He was born in 1930 as Meier Privler, in the village Mikuliczyn, near the town of Jaremcza, Stanisławów voivodeship, Poland (now Mykulychyn, part of the town of Iaremche, Western Ukraine). Jaremcza was occupied by the Germans on June 30, 1941, on the eighth day of the German invasion of the USSR. In March 1942, the local police took Privler and his father to be executed. His father David pushed Maks into the pit before the first volley sounded. The father was then shot and fell into the pit, covering his son with his body and thus saving his life. In 1942, Privler narrowly escaped being shot during the second round-up in the ghetto of Stanisławów. In the fall of 1942, he escaped from the ghetto with some other young Jews. They were arrested near Tarnopol, but Maks succeeded in escaping during the shooting of the other Jews. Much later, while living in Israel, Privler described all this in his book of memoirs "Rasstreliannyi trizhdy [Thrice Executed by Shooting], Tel-Aviv, 1998.
After his last escape, Privler lived in a Ukrainian village in the Carpathian Mountains, passing as a Ukrainian under the alias Iurko Iaremchuk. In the winter of 1942, he joined some Soviet partisans. Later in the winter, when he was seriously ill, Privler was taken by the pilot of a Red Army shuttle plane to the Soviet rear. From the hospital, Privler asked to be sent back to the frontlines. He studied at a school for intelligence and reconnaissance and later, when he was still only 12-14 years old, he served as a young reconnoiterer in a Red Army unit. His highest rank was that of sergeant. He was awarded the Order of Glory, 3rd class.
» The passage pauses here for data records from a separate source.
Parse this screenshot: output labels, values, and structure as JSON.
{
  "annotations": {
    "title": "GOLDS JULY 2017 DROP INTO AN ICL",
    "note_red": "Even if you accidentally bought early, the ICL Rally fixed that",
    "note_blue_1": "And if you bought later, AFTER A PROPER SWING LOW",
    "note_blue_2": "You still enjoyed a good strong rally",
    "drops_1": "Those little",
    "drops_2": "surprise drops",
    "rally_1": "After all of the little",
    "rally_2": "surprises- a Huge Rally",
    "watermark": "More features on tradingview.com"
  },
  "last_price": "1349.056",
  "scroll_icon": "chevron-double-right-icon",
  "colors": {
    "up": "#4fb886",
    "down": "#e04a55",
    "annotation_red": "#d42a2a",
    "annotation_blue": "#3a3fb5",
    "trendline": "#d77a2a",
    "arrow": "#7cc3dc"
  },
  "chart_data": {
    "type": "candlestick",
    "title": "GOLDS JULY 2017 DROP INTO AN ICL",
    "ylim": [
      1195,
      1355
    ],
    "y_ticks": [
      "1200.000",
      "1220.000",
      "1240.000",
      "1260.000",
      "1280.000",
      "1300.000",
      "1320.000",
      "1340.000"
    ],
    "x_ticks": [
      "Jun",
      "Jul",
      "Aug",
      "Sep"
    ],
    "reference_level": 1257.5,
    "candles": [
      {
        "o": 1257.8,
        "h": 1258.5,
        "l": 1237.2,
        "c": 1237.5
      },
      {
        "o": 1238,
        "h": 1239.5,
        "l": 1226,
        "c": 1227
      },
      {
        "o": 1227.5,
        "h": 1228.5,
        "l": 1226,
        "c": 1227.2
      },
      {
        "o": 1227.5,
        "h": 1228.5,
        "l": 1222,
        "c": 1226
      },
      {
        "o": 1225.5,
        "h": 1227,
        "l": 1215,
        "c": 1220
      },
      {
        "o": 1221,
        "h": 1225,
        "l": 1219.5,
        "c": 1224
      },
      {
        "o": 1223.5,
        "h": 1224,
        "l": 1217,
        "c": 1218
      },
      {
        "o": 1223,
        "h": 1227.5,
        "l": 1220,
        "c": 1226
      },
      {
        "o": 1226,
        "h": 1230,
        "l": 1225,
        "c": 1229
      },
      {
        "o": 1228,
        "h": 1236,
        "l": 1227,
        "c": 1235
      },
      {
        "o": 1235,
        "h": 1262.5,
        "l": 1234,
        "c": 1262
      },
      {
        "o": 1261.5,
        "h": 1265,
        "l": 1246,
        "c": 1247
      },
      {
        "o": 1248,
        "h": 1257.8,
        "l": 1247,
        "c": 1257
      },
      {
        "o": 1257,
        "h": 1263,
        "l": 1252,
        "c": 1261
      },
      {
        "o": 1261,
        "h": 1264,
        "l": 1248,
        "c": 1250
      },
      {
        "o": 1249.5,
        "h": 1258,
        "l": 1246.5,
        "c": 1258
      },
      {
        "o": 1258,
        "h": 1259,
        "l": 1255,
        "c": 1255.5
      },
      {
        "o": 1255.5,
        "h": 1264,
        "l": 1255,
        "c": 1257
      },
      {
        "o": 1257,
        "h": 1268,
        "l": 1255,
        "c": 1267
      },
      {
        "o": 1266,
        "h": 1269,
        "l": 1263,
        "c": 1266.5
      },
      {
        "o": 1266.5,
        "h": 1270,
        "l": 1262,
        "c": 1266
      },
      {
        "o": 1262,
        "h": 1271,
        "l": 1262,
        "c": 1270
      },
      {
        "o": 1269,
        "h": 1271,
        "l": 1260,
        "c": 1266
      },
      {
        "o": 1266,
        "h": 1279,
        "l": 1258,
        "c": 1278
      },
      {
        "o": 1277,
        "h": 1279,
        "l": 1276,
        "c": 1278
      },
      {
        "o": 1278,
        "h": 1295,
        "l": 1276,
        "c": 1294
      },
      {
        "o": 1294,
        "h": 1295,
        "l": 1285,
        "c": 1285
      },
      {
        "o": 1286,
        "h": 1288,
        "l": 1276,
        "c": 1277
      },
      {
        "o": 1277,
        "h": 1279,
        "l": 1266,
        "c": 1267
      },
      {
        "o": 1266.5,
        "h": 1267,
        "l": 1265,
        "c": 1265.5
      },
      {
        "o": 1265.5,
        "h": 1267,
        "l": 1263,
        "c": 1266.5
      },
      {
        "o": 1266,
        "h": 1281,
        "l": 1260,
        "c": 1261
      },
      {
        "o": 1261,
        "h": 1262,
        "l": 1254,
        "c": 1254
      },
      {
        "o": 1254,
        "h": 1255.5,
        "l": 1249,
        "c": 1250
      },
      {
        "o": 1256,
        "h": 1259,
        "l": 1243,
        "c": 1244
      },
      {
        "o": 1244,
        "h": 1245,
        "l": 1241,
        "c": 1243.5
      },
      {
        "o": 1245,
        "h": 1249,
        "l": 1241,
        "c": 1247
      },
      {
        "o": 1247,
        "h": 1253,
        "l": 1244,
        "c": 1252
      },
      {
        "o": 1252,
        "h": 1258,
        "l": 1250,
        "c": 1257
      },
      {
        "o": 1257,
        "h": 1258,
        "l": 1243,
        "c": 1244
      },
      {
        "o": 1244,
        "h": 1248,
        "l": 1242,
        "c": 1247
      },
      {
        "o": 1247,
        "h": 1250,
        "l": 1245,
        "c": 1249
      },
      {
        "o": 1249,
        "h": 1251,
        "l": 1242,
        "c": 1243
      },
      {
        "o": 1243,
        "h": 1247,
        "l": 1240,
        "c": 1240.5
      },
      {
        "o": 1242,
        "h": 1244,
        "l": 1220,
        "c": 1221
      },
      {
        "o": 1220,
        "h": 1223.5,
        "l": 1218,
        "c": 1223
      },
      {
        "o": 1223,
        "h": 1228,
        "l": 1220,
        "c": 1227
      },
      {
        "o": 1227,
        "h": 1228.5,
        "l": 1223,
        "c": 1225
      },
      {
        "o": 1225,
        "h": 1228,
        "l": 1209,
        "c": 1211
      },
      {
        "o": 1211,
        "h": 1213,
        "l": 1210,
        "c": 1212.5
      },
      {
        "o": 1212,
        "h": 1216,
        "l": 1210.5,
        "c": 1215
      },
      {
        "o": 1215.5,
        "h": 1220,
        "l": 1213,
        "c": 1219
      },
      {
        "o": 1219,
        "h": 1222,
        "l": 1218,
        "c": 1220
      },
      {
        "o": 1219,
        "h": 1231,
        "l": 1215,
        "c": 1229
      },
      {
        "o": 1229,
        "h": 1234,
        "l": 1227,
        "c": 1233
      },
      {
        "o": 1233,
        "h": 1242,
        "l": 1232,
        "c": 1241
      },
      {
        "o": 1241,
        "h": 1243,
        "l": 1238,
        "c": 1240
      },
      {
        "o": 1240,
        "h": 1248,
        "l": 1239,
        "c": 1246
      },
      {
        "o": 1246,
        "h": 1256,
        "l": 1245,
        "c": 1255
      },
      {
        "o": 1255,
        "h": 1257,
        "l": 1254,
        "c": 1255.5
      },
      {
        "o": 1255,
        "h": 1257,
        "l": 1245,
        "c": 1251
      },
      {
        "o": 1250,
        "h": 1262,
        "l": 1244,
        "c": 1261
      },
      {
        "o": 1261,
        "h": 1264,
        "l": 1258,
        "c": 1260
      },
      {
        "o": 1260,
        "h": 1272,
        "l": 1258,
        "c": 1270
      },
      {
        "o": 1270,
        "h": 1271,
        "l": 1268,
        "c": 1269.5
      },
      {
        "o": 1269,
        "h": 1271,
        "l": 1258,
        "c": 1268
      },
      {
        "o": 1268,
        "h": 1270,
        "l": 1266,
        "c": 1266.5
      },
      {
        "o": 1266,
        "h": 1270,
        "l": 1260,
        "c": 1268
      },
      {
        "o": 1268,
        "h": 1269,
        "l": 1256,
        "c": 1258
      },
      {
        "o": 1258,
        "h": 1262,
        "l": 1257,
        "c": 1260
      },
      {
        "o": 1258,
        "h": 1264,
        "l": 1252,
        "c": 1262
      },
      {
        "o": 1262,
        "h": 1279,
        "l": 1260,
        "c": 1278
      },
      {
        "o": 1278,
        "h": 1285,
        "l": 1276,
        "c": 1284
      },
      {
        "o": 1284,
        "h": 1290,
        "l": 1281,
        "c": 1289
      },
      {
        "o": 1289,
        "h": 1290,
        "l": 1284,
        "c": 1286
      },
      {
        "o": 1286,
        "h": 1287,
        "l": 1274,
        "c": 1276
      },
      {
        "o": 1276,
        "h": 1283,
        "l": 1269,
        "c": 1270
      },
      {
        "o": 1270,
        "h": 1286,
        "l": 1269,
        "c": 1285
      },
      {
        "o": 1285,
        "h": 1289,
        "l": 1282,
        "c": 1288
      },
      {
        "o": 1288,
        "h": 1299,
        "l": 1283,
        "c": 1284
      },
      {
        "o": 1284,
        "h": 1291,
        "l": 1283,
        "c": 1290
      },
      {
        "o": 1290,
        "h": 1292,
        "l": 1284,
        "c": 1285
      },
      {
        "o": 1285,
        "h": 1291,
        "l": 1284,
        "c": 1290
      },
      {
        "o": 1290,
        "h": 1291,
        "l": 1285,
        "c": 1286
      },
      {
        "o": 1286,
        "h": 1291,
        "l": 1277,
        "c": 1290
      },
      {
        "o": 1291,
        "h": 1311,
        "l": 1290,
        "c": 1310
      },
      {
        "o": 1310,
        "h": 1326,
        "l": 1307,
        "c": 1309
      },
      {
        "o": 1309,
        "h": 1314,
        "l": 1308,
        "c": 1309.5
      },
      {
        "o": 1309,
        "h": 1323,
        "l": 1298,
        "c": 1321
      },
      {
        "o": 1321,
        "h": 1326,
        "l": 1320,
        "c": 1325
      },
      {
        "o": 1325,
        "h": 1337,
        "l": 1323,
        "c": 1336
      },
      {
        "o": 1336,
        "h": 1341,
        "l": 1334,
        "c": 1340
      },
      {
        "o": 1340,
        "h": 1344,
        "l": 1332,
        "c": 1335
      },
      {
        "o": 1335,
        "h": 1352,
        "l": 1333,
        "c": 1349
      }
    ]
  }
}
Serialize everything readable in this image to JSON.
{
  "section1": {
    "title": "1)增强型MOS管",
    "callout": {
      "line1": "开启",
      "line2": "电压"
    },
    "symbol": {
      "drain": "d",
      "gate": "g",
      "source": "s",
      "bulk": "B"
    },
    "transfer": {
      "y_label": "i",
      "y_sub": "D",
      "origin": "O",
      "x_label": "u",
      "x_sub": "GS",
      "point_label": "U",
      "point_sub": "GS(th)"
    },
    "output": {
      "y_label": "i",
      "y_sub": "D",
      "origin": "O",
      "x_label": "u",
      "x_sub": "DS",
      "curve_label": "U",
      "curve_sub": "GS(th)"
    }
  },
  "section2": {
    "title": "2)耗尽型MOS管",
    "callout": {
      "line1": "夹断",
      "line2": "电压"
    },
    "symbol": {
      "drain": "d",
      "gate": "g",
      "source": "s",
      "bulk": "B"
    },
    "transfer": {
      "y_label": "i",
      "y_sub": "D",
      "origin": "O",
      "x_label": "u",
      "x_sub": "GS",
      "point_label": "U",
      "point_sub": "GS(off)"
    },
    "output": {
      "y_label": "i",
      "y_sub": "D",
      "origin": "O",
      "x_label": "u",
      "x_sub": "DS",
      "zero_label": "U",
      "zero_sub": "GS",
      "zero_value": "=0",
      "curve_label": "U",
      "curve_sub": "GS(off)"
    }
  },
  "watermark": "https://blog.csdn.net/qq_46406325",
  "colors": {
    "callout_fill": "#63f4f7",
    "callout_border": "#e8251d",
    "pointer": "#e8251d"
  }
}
In 1944, Privler who had mastered the Czech language, was appointed liaison officer between the Soviet command and the HQ of the 1st Czechoslovak Army Corps of Ludvik Svoboda, a unit that fought together with the Red Army. On May 10, 1945, two days after the capitulation of the German Army, Privler's unit came under artillery fire of a German unit that had refused to lay down its arms. Privler was hit by a shell and brought to a military hospital temporarily blind and half-deaf.
After the war, Privler settled in Dnepropetrovsk, eastern Ukraine, working at various factories. He encountered antisemitism many times immediately after the war, in the 1950s and in the 1970s. In 1990 he moved to Israel, where he has been an active member of the Association of Disabled Veterans of the War against Nazism. He was one of the main founders of the World Association of Young Fighters of the Anti-Hitler Coalition and its president. Privler devotes much time and effort to collecting materials about the young fighters of the anti-Hitler coalition and to the creation of a museum dedicated to them. He authored (together with A. and P. Kremianskii) the documentary collection Jewish Children in the Fight against Nazism, Tel Aviv, 2001.
Before Privler left the Soviet Union, the writer Khaim Melamud published the long Yiddish story "A Hutsul Tale" (the Hutsuls are a Ukrainian ethnic group), which recounts the fate of Maks Privler. (Sovetish Heymland, Nos. 1 and 2, 1979).